Assume for the moment, that we could have a single-payer solution and universal coverage with zero administrative costs. We would have received a one-time savings. But would we still have a healthcare cost problem? Would healthcare costs continue to rise faster than the rest of the economy? Clearly yes. And therein lies the problem. Because as this new administration-free, single-payer system consumed an increasing share of gross domestic product, eventually the rest of the economy, the taxpayers would limit the resources available to healthcare
As I discussed before, I've never found the administrative cost argument compelling except in the extreme short term.

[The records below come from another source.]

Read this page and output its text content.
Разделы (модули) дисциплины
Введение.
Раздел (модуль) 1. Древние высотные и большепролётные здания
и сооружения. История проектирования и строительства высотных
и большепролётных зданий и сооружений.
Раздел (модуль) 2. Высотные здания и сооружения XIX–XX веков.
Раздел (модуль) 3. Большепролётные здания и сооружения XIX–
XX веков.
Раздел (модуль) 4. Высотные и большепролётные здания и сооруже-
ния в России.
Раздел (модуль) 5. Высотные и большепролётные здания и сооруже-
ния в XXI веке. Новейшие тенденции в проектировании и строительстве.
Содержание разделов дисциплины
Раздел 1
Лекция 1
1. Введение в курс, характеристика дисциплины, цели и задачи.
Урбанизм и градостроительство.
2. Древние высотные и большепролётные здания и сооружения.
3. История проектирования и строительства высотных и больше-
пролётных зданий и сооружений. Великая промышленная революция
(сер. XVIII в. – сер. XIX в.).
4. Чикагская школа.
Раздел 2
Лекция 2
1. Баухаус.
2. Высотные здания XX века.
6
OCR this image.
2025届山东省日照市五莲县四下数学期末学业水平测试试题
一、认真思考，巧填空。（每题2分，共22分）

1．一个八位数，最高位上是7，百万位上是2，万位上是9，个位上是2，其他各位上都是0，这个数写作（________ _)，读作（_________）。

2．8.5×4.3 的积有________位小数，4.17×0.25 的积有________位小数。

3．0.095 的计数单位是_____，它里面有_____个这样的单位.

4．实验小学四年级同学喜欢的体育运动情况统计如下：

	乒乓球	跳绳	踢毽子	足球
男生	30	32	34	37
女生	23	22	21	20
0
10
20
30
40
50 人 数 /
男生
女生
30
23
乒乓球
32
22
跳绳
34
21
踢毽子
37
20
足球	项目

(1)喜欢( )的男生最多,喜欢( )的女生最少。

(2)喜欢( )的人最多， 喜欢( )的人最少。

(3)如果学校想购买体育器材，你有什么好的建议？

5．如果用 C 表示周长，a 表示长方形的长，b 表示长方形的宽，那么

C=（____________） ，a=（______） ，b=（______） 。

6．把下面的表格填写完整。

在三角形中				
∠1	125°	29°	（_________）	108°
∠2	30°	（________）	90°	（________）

If single-payer advocates were actually able to make the sale to the American public, they would shortly thereafter find themselves accused of a "bait and switch" because the core costs, for healthcare services would continue to grow faster than the rest of the economy and there would be little alternative but to impose administrative controls on service, both raising administrative costs and creating exactly the sort of problems they had promised to avoid. Not a pretty picture.

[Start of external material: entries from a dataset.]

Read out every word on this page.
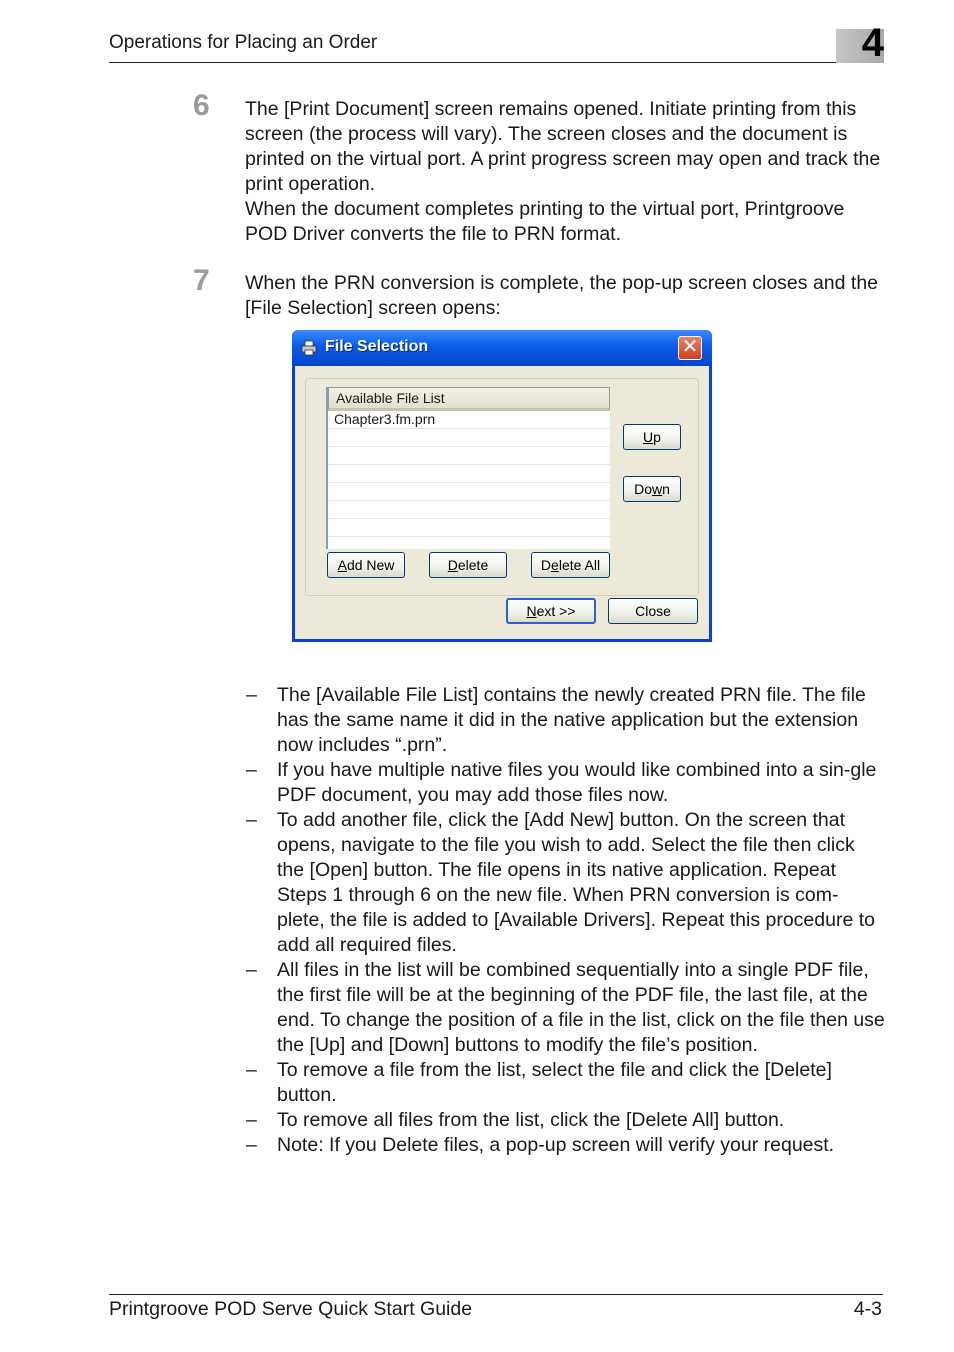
Operations for Placing an Order	4
6 The [Print Document] screen remains opened. Initiate printing from this screen (the process will vary). The screen closes and the document is printed on the virtual port. A print progress screen may open and track the print operation.
When the document completes printing to the virtual port, Printgroove POD Driver converts the file to PRN format.
7 When the PRN conversion is complete, the pop-up screen closes and the [File Selection] screen opens:
File Selection	✕
Available File List
Chapter3.fm.prn
Up
Down
Add New	Delete	Delete All
Next >>	Close
– The [Available File List] contains the newly created PRN file. The file has the same name it did in the native application but the extension now includes “.prn”.
– If you have multiple native files you would like combined into a sin-gle PDF document, you may add those files now.
– To add another file, click the [Add New] button. On the screen that opens, navigate to the file you wish to add. Select the file then click the [Open] button. The file opens in its native application. Repeat Steps 1 through 6 on the new file. When PRN conversion is com-plete, the file is added to [Available Drivers]. Repeat this procedure to add all required files.
– All files in the list will be combined sequentially into a single PDF file, the first file will be at the beginning of the PDF file, the last file, at the end. To change the position of a file in the list, click on the file then use the [Up] and [Down] buttons to modify the file’s position.
– To remove a file from the list, select the file and click the [Delete] button.
– To remove all files from the list, click the [Delete All] button.
– Note: If you Delete files, a pop-up screen will verify your request.
Printgroove POD Serve Quick Start Guide	4-3
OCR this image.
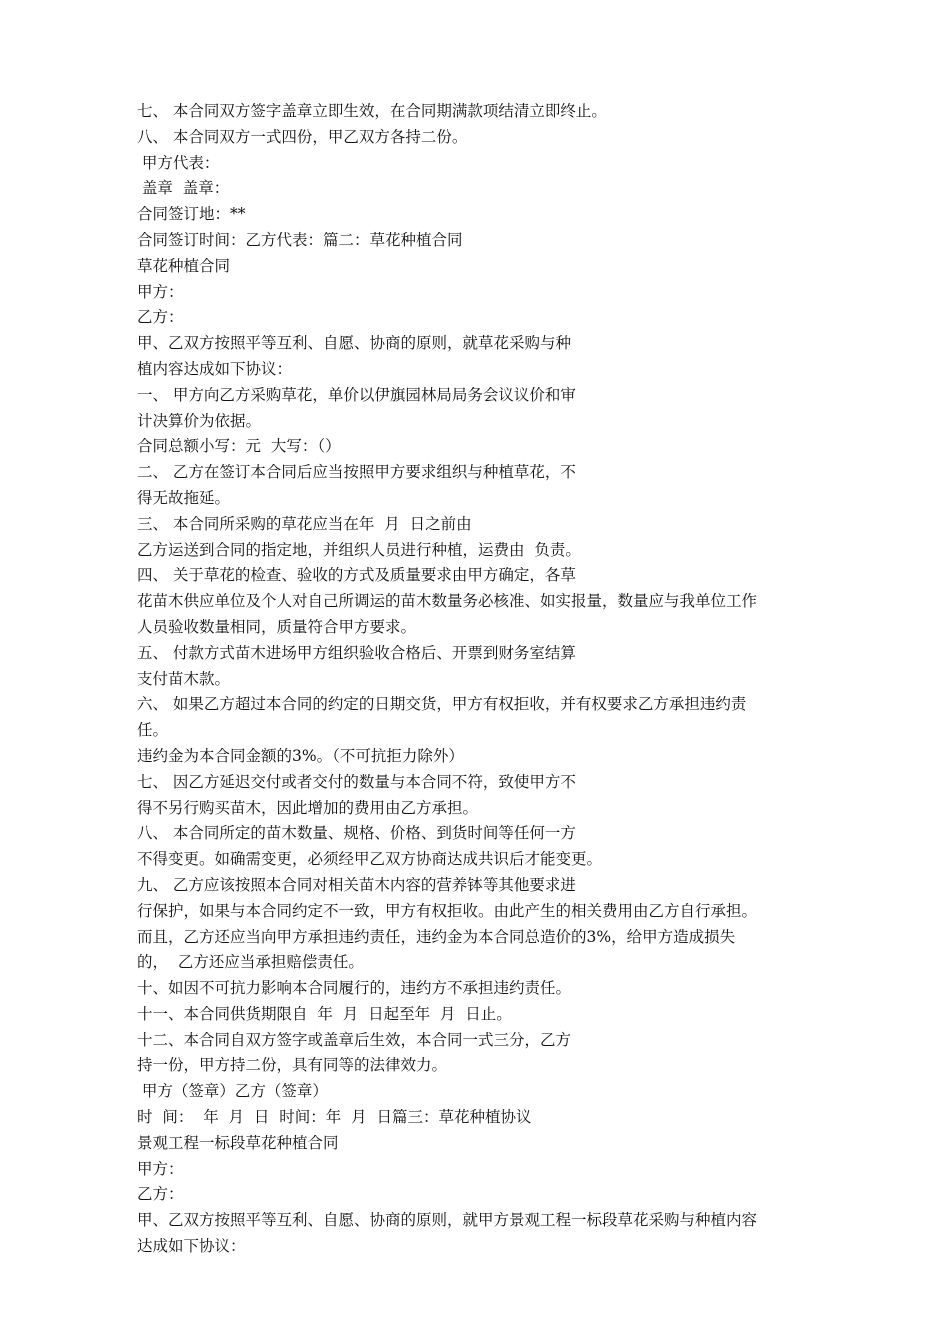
七、 本合同双方签字盖章立即生效，在合同期满款项结清立即终止。

八、 本合同双方一式四份，甲乙双方各持二份。

甲方代表：

盖章  盖章：

合同签订地：**

合同签订时间：乙方代表：篇二：草花种植合同

草花种植合同

甲方：

乙方：

甲、乙双方按照平等互利、自愿、协商的原则，就草花采购与种

植内容达成如下协议：

一、 甲方向乙方采购草花，单价以伊旗园林局局务会议议价和审

计决算价为依据。

合同总额小写：元  大写：（）

二、 乙方在签订本合同后应当按照甲方要求组织与种植草花，不

得无故拖延。

三、 本合同所采购的草花应当在年  月  日之前由

乙方运送到合同的指定地，并组织人员进行种植，运费由  负责。

四、 关于草花的检查、验收的方式及质量要求由甲方确定，各草

花苗木供应单位及个人对自己所调运的苗木数量务必核准、如实报量，数量应与我单位工作

人员验收数量相同，质量符合甲方要求。

五、 付款方式苗木进场甲方组织验收合格后、开票到财务室结算

支付苗木款。

六、 如果乙方超过本合同的约定的日期交货，甲方有权拒收，并有权要求乙方承担违约责

任。

违约金为本合同金额的3%。（不可抗拒力除外）

七、 因乙方延迟交付或者交付的数量与本合同不符，致使甲方不

得不另行购买苗木，因此增加的费用由乙方承担。

八、 本合同所定的苗木数量、规格、价格、到货时间等任何一方

不得变更。如确需变更，必须经甲乙双方协商达成共识后才能变更。

九、 乙方应该按照本合同对相关苗木内容的营养钵等其他要求进

行保护，如果与本合同约定不一致，甲方有权拒收。由此产生的相关费用由乙方自行承担。

而且，乙方还应当向甲方承担违约责任，违约金为本合同总造价的3%，给甲方造成损失

的，  乙方还应当承担赔偿责任。

十、如因不可抗力影响本合同履行的，违约方不承担违约责任。

十一、本合同供货期限自  年  月  日起至年  月  日止。

十二、本合同自双方签字或盖章后生效，本合同一式三分，乙方

持一份，甲方持二份，具有同等的法律效力。

甲方（签章）乙方（签章）

时  间：  年  月  日  时间：年  月  日篇三：草花种植协议

景观工程一标段草花种植合同

甲方：

乙方：

甲、乙双方按照平等互利、自愿、协商的原则，就甲方景观工程一标段草花采购与种植内容

达成如下协议：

Any credible reform proposal must include the means by which core healthcare cost growth will be constrained to some fixed percentage of our society's economic capacity or it will necessarily fail.
Even my own discussion of the importance of finding the Mama Bear "just right" levels of healthcare service use does not yet address how. But we must openly and directly address how we would do this
Any universal coverage system must directly face up to how the core costs will be controlled. This can be done bureaucratically or it must leave individuals and families the ability to choose among different systems of care and financing and do so with a financial incentive that creates a counterbalance to healthcare's core inflationary forces. Individuals and families must play an active role in the choices that affect them and their decision making must include personal trade-offs regarding service choice and cost. Even more than in the present system, in a healthcare system with universal coverage, core healthcare costs will be controlled by the rest of the economy. This can be done arbitrarily to patients and physicians and I fear that arbitrary means will be the only ones available in a single-payer system. We must find functional and politically acceptable means of restraining growth in core healthcare costs. At best, tinkering solely with administrative costs avoids finding a solution to the more serious problem, even worse, it's a distraction. Worst of all, it may undermine our ability to confront the greater challenges.